NASA's Meteor Watch confirmed sightings of at least five fireballs soaring through the evening sky over the US last Friday night.
In a Facebook post, the Meteor Watch noted that there were at least 80 eyewitness accounts of a massive fireball soaring over the North Carolina coast, becoming visible at around 7:40 pm.
The giant space rock eventually disintegrated after covering 26 miles through the upper atmosphere at an estimated 32,000 mph. It's unclear from the Facebook post whether a single meteor broke up to form multiple smaller fireballs during its descent, or if multiple fireballs blazed through the upper atmosphere — a spectacular sight nonetheless for those lucky enough to be staring at the night sky at the right time.
The fireballs' trajectories remain ambiguous.
"There is more than the usual amount of uncertainty in the trajectory solution due to all the observers being located to the west of the fireball,” reads NASA's post.
There were up to 150 reports of the fireballs across Maryland, South Carolina, Virginia, and West Virgina.
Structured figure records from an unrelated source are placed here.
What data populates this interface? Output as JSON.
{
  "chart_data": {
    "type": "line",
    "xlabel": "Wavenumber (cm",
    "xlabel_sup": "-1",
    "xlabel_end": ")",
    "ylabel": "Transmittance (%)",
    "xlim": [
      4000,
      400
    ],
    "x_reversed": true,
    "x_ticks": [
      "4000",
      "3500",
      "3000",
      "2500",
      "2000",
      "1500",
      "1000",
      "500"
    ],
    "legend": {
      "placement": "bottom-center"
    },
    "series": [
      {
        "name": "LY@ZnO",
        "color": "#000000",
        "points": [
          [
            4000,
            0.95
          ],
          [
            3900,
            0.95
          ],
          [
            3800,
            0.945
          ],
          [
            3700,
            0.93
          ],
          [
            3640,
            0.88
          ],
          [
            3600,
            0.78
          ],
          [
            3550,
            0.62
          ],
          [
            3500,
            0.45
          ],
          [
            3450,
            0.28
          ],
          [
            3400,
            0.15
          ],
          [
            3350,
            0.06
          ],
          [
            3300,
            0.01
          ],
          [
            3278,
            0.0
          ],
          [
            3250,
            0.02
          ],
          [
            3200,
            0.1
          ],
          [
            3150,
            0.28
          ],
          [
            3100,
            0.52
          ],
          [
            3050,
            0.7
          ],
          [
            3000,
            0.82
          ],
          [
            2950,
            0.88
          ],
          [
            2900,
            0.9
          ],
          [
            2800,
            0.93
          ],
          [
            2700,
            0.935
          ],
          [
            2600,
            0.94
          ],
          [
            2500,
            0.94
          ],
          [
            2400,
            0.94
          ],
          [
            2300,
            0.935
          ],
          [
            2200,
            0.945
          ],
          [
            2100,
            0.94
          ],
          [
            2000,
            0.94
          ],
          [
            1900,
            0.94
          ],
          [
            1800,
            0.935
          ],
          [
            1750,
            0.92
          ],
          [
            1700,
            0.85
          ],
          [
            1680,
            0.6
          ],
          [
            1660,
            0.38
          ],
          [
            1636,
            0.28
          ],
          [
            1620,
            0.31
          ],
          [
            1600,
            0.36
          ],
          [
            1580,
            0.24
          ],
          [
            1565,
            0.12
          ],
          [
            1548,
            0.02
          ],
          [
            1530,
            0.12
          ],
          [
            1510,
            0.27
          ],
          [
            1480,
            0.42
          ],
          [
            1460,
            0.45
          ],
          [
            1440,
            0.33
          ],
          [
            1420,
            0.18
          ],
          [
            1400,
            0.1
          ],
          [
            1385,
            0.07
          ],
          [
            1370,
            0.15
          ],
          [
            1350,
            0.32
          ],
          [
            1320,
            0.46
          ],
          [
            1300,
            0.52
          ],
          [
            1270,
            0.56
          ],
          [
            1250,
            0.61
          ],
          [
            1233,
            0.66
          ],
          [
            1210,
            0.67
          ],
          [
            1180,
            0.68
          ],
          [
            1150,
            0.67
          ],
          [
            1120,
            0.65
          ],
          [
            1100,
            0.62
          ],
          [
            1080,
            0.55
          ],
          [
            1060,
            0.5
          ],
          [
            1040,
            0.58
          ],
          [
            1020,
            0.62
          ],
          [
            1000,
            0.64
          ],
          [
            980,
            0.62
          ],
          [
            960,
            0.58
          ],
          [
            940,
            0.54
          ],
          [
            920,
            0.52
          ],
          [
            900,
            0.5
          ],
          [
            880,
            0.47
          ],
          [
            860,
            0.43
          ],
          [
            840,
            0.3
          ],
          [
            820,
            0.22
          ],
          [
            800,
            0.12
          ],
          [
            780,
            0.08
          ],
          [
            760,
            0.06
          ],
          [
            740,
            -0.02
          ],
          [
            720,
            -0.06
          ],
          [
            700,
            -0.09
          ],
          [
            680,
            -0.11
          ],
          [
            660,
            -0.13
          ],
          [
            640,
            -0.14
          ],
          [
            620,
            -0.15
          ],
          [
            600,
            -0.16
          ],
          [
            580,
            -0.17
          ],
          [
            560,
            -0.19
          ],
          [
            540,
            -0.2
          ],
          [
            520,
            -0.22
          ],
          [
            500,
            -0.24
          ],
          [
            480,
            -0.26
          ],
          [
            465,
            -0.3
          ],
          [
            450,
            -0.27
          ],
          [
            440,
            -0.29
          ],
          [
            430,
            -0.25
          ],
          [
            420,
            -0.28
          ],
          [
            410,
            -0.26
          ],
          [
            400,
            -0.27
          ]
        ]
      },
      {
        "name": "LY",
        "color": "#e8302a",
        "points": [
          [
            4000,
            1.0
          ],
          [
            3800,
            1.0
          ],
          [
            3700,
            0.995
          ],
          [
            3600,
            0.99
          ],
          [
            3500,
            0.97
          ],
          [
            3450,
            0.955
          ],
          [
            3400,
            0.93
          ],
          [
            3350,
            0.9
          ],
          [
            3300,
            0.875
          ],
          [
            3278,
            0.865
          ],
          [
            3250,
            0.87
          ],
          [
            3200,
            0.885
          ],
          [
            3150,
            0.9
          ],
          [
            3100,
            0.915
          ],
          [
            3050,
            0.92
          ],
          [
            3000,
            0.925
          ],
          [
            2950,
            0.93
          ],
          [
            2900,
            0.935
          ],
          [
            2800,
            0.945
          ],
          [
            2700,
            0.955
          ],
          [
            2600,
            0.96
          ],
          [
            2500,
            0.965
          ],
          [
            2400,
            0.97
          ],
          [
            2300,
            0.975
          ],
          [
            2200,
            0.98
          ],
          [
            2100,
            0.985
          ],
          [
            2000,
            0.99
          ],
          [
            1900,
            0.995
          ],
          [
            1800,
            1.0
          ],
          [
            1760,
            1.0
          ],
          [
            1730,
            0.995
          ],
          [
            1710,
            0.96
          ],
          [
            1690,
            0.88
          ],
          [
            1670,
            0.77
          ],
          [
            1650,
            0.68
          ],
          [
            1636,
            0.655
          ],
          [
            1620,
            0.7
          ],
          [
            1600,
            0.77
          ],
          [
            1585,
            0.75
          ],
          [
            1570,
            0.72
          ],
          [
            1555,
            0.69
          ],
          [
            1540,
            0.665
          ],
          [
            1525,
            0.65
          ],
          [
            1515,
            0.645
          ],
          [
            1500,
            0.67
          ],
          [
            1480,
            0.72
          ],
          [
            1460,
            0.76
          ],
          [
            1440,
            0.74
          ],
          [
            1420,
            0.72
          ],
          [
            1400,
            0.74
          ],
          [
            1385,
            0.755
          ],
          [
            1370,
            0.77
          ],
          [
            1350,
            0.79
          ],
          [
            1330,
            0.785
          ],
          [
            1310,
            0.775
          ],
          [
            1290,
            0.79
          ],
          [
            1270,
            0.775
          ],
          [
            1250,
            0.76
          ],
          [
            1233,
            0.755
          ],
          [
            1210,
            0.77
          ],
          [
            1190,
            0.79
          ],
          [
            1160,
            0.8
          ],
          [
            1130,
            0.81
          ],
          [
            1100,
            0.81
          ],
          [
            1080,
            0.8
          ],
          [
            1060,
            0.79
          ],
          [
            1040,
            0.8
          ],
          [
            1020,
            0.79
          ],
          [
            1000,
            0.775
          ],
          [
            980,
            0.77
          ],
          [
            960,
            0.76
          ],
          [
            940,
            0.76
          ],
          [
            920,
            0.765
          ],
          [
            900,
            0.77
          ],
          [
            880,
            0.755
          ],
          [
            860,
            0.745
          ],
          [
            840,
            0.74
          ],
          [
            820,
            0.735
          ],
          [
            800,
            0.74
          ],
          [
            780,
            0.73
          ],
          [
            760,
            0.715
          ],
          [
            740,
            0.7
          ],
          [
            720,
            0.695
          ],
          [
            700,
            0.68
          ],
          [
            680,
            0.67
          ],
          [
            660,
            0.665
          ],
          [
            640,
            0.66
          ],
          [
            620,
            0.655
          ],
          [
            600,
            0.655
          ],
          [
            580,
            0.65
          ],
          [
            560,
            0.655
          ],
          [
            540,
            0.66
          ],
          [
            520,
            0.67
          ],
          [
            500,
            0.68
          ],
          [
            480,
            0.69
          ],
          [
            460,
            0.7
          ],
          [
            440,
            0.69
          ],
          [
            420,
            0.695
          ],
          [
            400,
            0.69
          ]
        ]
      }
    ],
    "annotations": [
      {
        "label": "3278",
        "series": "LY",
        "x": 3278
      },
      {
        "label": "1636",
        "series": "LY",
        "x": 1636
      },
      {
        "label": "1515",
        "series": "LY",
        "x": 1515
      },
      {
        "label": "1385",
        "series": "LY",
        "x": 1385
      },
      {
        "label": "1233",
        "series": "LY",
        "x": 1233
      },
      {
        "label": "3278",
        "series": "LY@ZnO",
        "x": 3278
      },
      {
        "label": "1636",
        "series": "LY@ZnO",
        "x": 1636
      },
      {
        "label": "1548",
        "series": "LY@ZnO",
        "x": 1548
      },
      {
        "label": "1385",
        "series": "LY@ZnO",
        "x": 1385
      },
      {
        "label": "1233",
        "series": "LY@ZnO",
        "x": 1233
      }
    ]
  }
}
A video linked by Meteor Watch shows one of the massive fireballs burning bright in the distant sky. Several other videos were shared by the American Meteor Society as well.
Burn so Bright
Fireballs are "exceptionally bright" meteors, burning brighter than the planet Venus in the night sky, according to the American Meteor Society.
"Several thousand meteors of fireball magnitude occur in the Earth’s atmosphere each day," the American Meteor Society's FAQ on fireballs reads. "The vast majority of these, however, occur over the oceans and uninhabited regions, and a good many are masked by daylight."